Below is the individual documentation for the two programs of the mpileup package.
Part 1: beta-run-mpileup.py
This program is meant to be run on a directory of sorted.bam files. It will generate a mpileup file with columns for each library.
INPUT: This program is run in a folder full of .sorted.bam files as input
OUTPUT: This program outputs a mpileup file.
NOTE: If the program samtools is not in /usr/bin, then the path to samtools must be specified using the command line parameters
PARAMETERS, default value in :
REQUIRED: -r or reference_file, The alignment reference (fasta format) [required] -o or--output_file, The output mpileup.txt filename [required] OPTIONAL: -q or --mapqual, Minimum mapping quality for an alignment to be used  -Q or --basequal, Minimum base quality for a base to be considered  -d or --maxdepth, Max per-BAM depth coverage to avoid excessive memory usage  -s or --samtools, File path to Samtools [/usr/bin/samtools]
Part 2: beta-mpileup-parser_vMEM-O.py
This program parses a mpileup file to a simplified format to be used with our MAPS mutation and genotyping package.
INPUT: This program takes an mpileup.txt file as input
OUTPUT: This program outputs a parsed mpileup.txt file.
NOTE: This program reads the entire file into memory before parsing, so it is recommended not to be run on systems with limited memory.

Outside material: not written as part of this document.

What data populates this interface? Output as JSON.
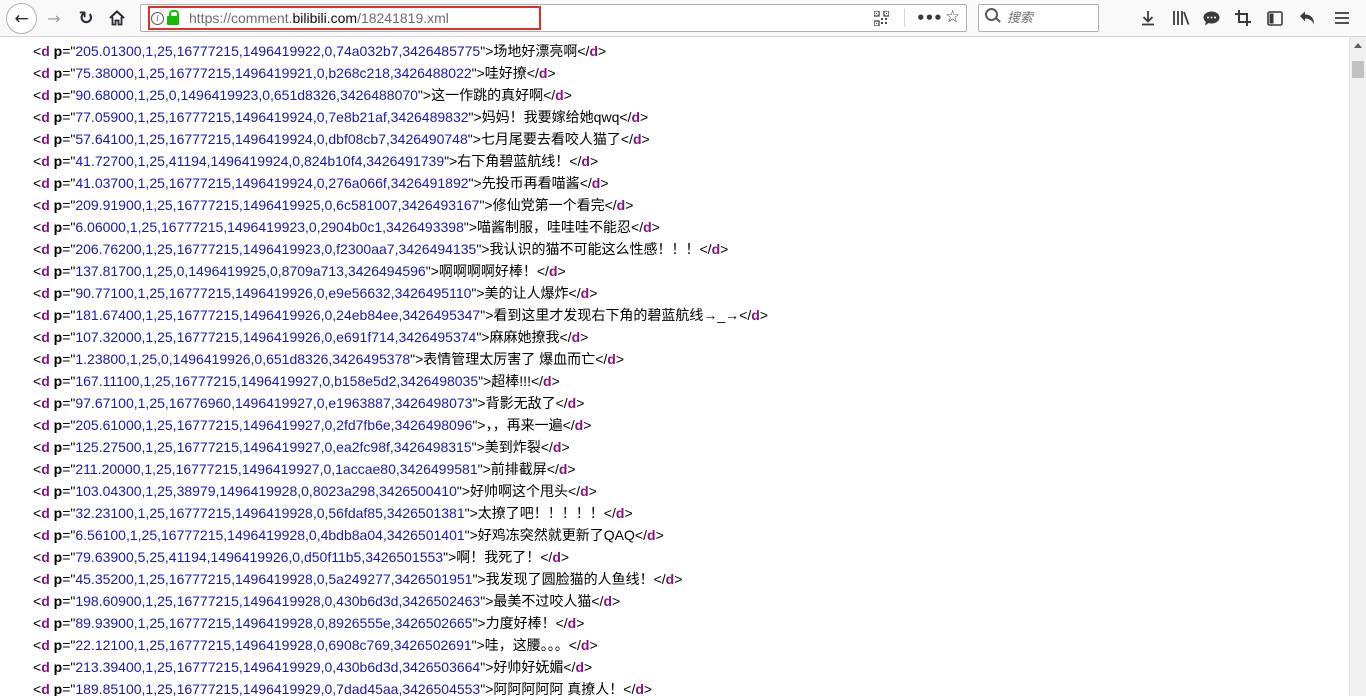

It typically requires 1.5 times the size of the mpileup file in RAM to run. Many machines will not have this, and in this case it is recommended to break the mpileup file into smaller chunks to be processed separately. (i. e. by chromosome or scaffold) If being used with the MAPS package: the first step in MAPS is also threaded so it may be best to leave the chunks separate and process them individually in MAPS as well. Results can be combined at the end without compromising the results. This program is threaded, so it can be used with the -t flag to specify the number of cores to be used
PARAMETERS, default value in :
REQUIRED: -f or --mpileup_file, The input mpileup file. OPTIONAL: -t or --thread, Number of cores to be used while processing.